Он посторонился и старомодно-галантным жестом затянутой в черное руки пригласил меня вперед. Я прошел, успев бросить на него взгляд. Это и вправду был ряженый, изображающий дьявола: на голове что-то вроде башлыка из черной овечьей шкуры в мелкий завиток, острые уши с красной каемкой и рожки из красного ситца, набитые паклей и пришитые несколько вкривь, лицо так свирепо раскрашено, что совершенно невозможно представить, как оно выглядит в повседневной жизни, контуры глаз удлинены и жирно подведены черным, брови тоже налезают на виски, рот с запасом обведен черной линией и намазан красной помадой, невероятные усы из конского волоса и из него же — бородка клином, непонятно каким образом пристроенная к подбородку. Сомнений не оставалось — я попал на спектакль, на представление в ярмарочном духе, на балаган, оставалось только выяснить, по какому поводу сбор, и порадоваться, что я пробрался в первый ряд и все разгляжу и услышу.

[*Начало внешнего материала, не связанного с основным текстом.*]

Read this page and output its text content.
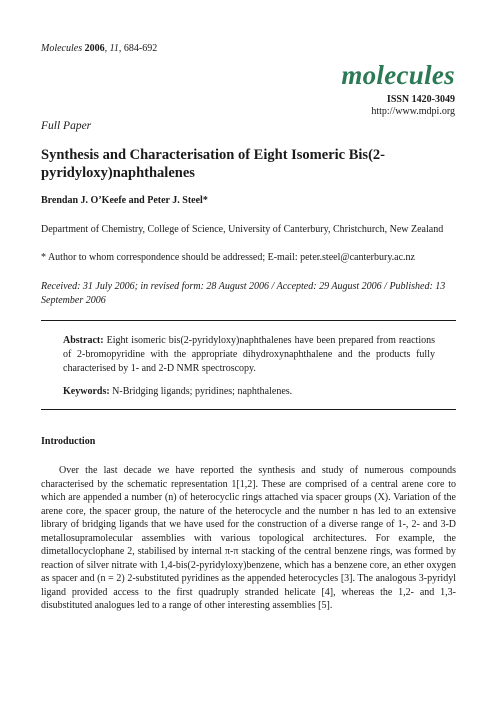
Molecules 2006, 11, 684-692
molecules
ISSN 1420-3049
http://www.mdpi.org
Full Paper
Synthesis and Characterisation of Eight Isomeric Bis(2-pyridyloxy)naphthalenes
Brendan J. O’Keefe and Peter J. Steel*
Department of Chemistry, College of Science, University of Canterbury, Christchurch, New Zealand
* Author to whom correspondence should be addressed; E-mail: peter.steel@canterbury.ac.nz
Received: 31 July 2006; in revised form: 28 August 2006 / Accepted: 29 August 2006 / Published: 13 September 2006
Abstract: Eight isomeric bis(2-pyridyloxy)naphthalenes have been prepared from reactions of 2-bromopyridine with the appropriate dihydroxynaphthalene and the products fully characterised by 1- and 2-D NMR spectroscopy.
Keywords: N-Bridging ligands; pyridines; naphthalenes.
Introduction
Over the last decade we have reported the synthesis and study of numerous compounds characterised by the schematic representation 1[1,2]. These are comprised of a central arene core to which are appended a number (n) of heterocyclic rings attached via spacer groups (X). Variation of the arene core, the spacer group, the nature of the heterocycle and the number n has led to an extensive library of bridging ligands that we have used for the construction of a diverse range of 1-, 2- and 3-D metallosupramolecular assemblies with various topological architectures. For example, the dimetallocyclophane 2, stabilised by internal π-π stacking of the central benzene rings, was formed by reaction of silver nitrate with 1,4-bis(2-pyridyloxy)benzene, which has a benzene core, an ether oxygen as spacer and (n = 2) 2-substituted pyridines as the appended heterocycles [3]. The analogous 3-pyridyl ligand provided access to the first quadruply stranded helicate [4], whereas the 1,2- and 1,3-disubstituted analogues led to a range of other interesting assemblies [5].
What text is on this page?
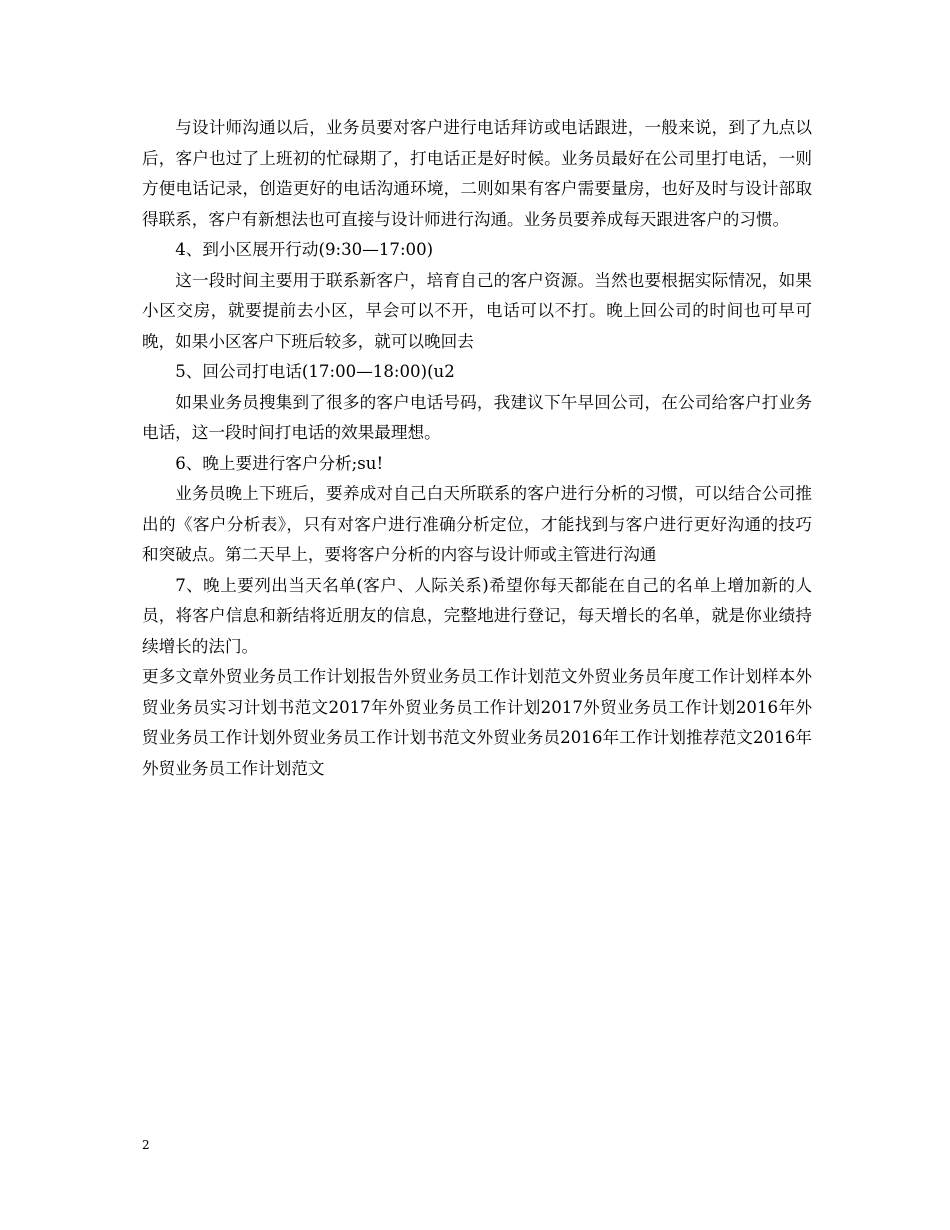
与设计师沟通以后，业务员要对客户进行电话拜访或电话跟进，一般来说，到了九点以后，客户也过了上班初的忙碌期了，打电话正是好时候。业务员最好在公司里打电话，一则方便电话记录，创造更好的电话沟通环境，二则如果有客户需要量房，也好及时与设计部取得联系，客户有新想法也可直接与设计师进行沟通。业务员要养成每天跟进客户的习惯。

4、到小区展开行动(9:30—17:00)

这一段时间主要用于联系新客户，培育自己的客户资源。当然也要根据实际情况，如果小区交房，就要提前去小区，早会可以不开，电话可以不打。晚上回公司的时间也可早可晚，如果小区客户下班后较多，就可以晚回去

5、回公司打电话(17:00—18:00)(u2

如果业务员搜集到了很多的客户电话号码，我建议下午早回公司，在公司给客户打业务电话，这一段时间打电话的效果最理想。

6、晚上要进行客户分析;su!

业务员晚上下班后，要养成对自己白天所联系的客户进行分析的习惯，可以结合公司推出的《客户分析表》，只有对客户进行准确分析定位，才能找到与客户进行更好沟通的技巧和突破点。第二天早上，要将客户分析的内容与设计师或主管进行沟通

7、晚上要列出当天名单(客户、人际关系)希望你每天都能在自己的名单上增加新的人员，将客户信息和新结将近朋友的信息，完整地进行登记，每天增长的名单，就是你业绩持续增长的法门。

更多文章外贸业务员工作计划报告外贸业务员工作计划范文外贸业务员年度工作计划样本外贸业务员实习计划书范文2017年外贸业务员工作计划2017外贸业务员工作计划2016年外贸业务员工作计划外贸业务员工作计划书范文外贸业务员2016年工作计划推荐范文2016年外贸业务员工作计划范文

2
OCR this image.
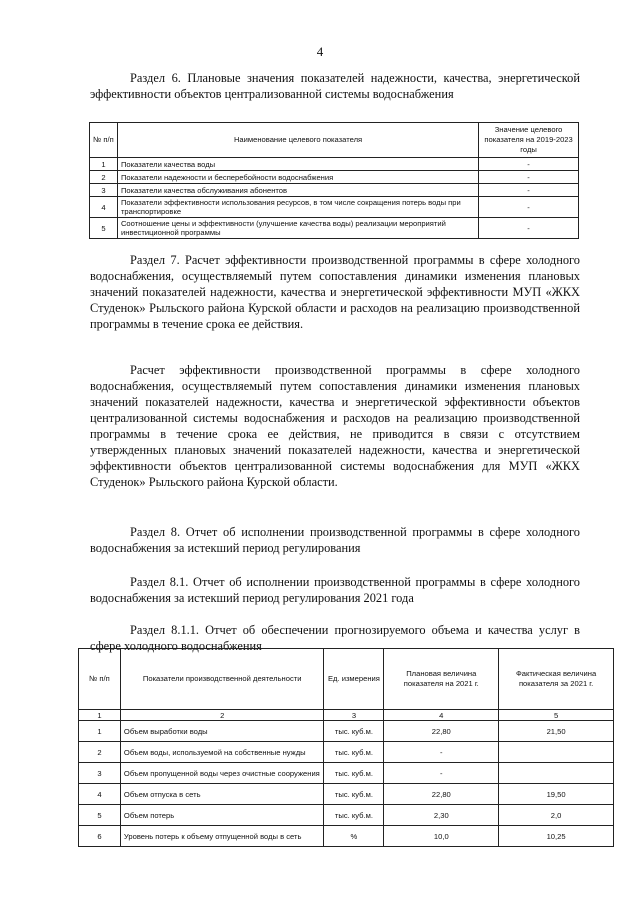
4

Раздел 6. Плановые значения показателей надежности, качества, энергетической эффективности объектов централизованной системы водоснабжения

№ п/п	Наименование целевого показателя	Значение целевого показателя на 2019-2023 годы
1	Показатели качества воды	-
2	Показатели надежности и бесперебойности водоснабжения	-
3	Показатели качества обслуживания абонентов	-
4	Показатели эффективности использования ресурсов, в том числе сокращения потерь воды при транспортировке	-
5	Соотношение цены и эффективности (улучшение качества воды) реализации мероприятий инвестиционной программы	-

Раздел 7. Расчет эффективности производственной программы в сфере холодного водоснабжения, осуществляемый путем сопоставления динамики изменения плановых значений показателей надежности, качества и энергетической эффективности МУП «ЖКХ Студенок» Рыльского района Курской области и расходов на реализацию производственной программы в течение срока ее действия.

Расчет эффективности производственной программы в сфере холодного водоснабжения, осуществляемый путем сопоставления динамики изменения плановых значений показателей надежности, качества и энергетической эффективности объектов централизованной системы водоснабжения и расходов на реализацию производственной программы в течение срока ее действия, не приводится в связи с отсутствием утвержденных плановых значений показателей надежности, качества и энергетической эффективности объектов централизованной системы водоснабжения для МУП «ЖКХ Студенок» Рыльского района Курской области.

Раздел 8. Отчет об исполнении производственной программы в сфере холодного водоснабжения за истекший период регулирования

Раздел 8.1. Отчет об исполнении производственной программы в сфере холодного водоснабжения за истекший период регулирования 2021 года

Раздел 8.1.1. Отчет об обеспечении прогнозируемого объема и качества услуг в сфере холодного водоснабжения

№ п/п	Показатели производственной деятельности	Ед. измерения	Плановая величина показателя на 2021 г.	Фактическая величина показателя за 2021 г.
1	2	3	4	5
1	Объем выработки воды	тыс. куб.м.	22,80	21,50
2	Объем воды, используемой на собственные нужды	тыс. куб.м.	-	
3	Объем пропущенной воды через очистные сооружения	тыс. куб.м.	-	
4	Объем отпуска в сеть	тыс. куб.м.	22,80	19,50
5	Объем потерь	тыс. куб.м.	2,30	2,0
6	Уровень потерь к объему отпущенной воды в сеть	%	10,0	10,25
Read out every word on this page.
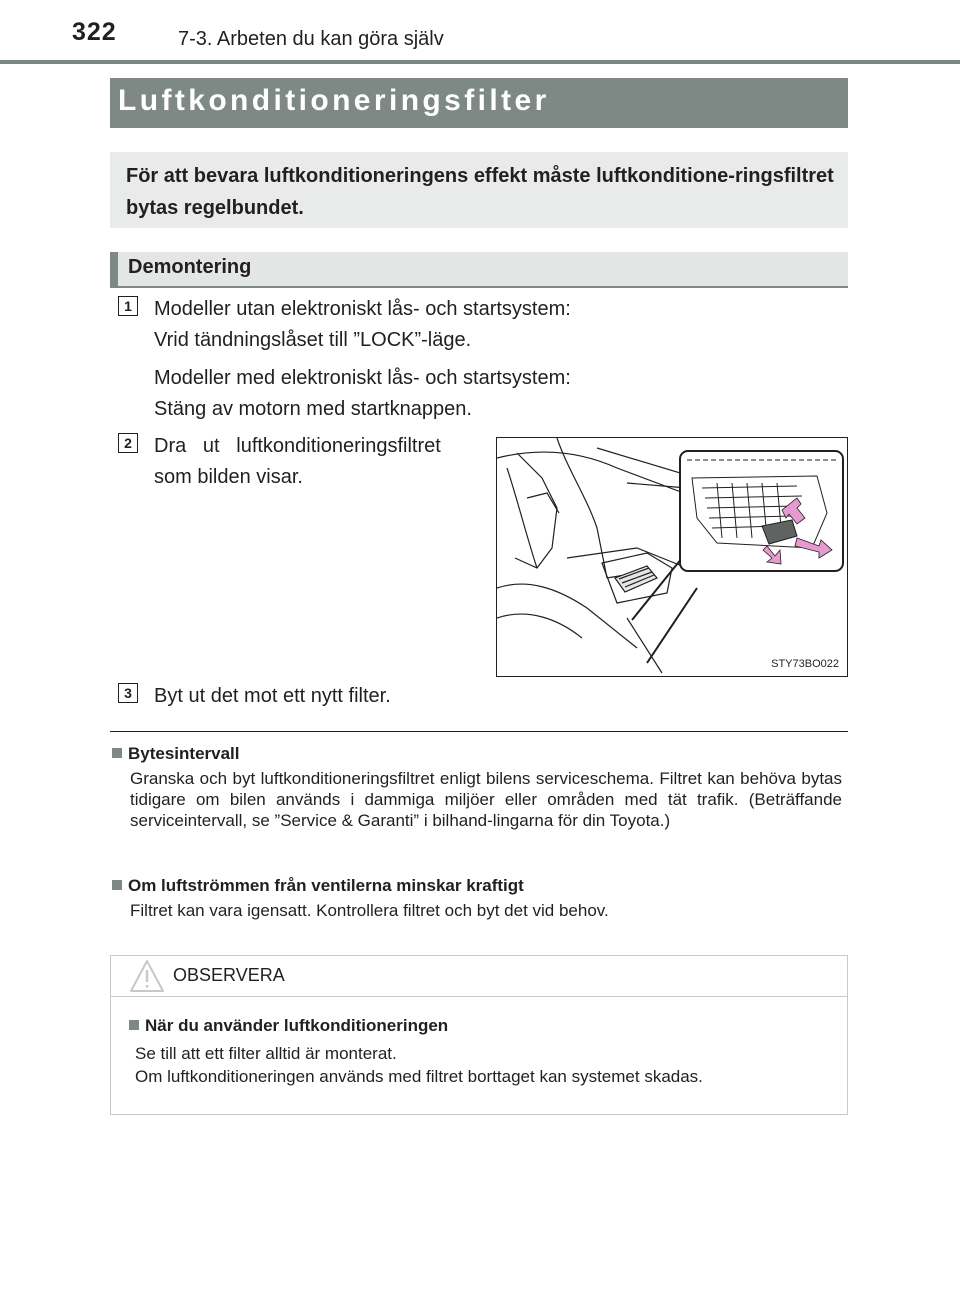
322	7-3. Arbeten du kan göra själv
Luftkonditioneringsfilter
För att bevara luftkonditioneringens effekt måste luftkonditione-ringsfiltret bytas regelbundet.
Demontering
1	Modeller utan elektroniskt lås- och startsystem:
Vrid tändningslåset till ”LOCK”-läge.
Modeller med elektroniskt lås- och startsystem:
Stäng av motorn med startknappen.
2	Dra   ut   luftkonditioneringsfiltret
som bilden visar.
STY73BO022
3	Byt ut det mot ett nytt filter.
Bytesintervall
Granska och byt luftkonditioneringsfiltret enligt bilens serviceschema. Filtret kan behöva bytas tidigare om bilen används i dammiga miljöer eller områden med tät trafik. (Beträffande serviceintervall, se ”Service & Garanti” i bilhand-lingarna för din Toyota.)
Om luftströmmen från ventilerna minskar kraftigt
Filtret kan vara igensatt. Kontrollera filtret och byt det vid behov.
OBSERVERA
När du använder luftkonditioneringen
Se till att ett filter alltid är monterat.
Om luftkonditioneringen används med filtret borttaget kan systemet skadas.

Но едва я перевел взгляд в середину освещенного круга, на краю которого оказался благодаря куртуазности лжедьявола, и я наконец-то понял, что происходит. По крайней мере получил пищу для понимания. Там, где, по моим предположениям, было место праздничному столу, убранному свечами (пробираясь сквозь толпу, я представлял себе нечто вроде стола президиума, из-за которого будут руководить спектаклем), на самом деле стоял совсем другой стол — заваленный грудами цветов, среди которых покоился, впрочем довольно-таки неубедительно, некто. По бокам горели необыкновенно высокие свечи в приземистых, внушительных, кованых поставцах, а присутствующие — то ли из почтения, то ли из страха — стояли широким кругом, оставляя вокруг стола довольно пространства, по которому сновали устроители, занятые им одним понятными приготовлениями. Человек, лежащий на столе, был стар, но не старческая немощь читалась в крайней худобе лица, как-то, я бы сказал, умышленно испещренного морщинами — как будто у каждой была своя история, как будто каждая была меткой, поставленной не наобум, а со смыслом. С первой же минуты я знал, что передо мной тот, кто писал мне, Вирджил Остахие. Его лицо, как и письмо, выдавало и возраст, и юность духа, и «черную кость», и изощренность ума — непостижимым, поразительным образом. Эта высоколобая лысая голова с закрытыми глазами, выступающая из сверкающей мозаики георгинов, могла с равным успехом принадлежать как ученому, ушедшему в тайны материи и там завязнувшему навек, так и старому крестьянину, проигравшему безнадежную тяжбу с историей. Словом, я не сомневался, что меня пригласил тот, кто лежал на столе, засыпанном цветами, но я не ощущал, как что-то несовместимое, приглашение в гости и зрелище этой смерти. То есть, не предполагая впрямую, что речь идет об инсценировке, я все же был не чужд мысли о режиссерской руке и никак не мог настроиться соответственно случаю. Может быть, ряженые исчерпали мои ресурсы удивляться; может быть, полное отсутствие скорбных, сосредоточенных лиц в толпе и общая атмосфера любопытства и ожидания заставляли меня неоднозначно воспринимать сцену, которую я наблюдал, и терпеливо ждать продолжения спектакля. Я хотел бы быть понят правильно: не то что я с первой минуты был убежден, будто лежащий в цветах под свечами старик притворяется мертвым, скорее, во мне главенствовало ощущение, что эта смерть — только эпизод, за которым последует что-то неизмеримо более важное, какое-то открытие, откровение, и вот его-то и нельзя упустить.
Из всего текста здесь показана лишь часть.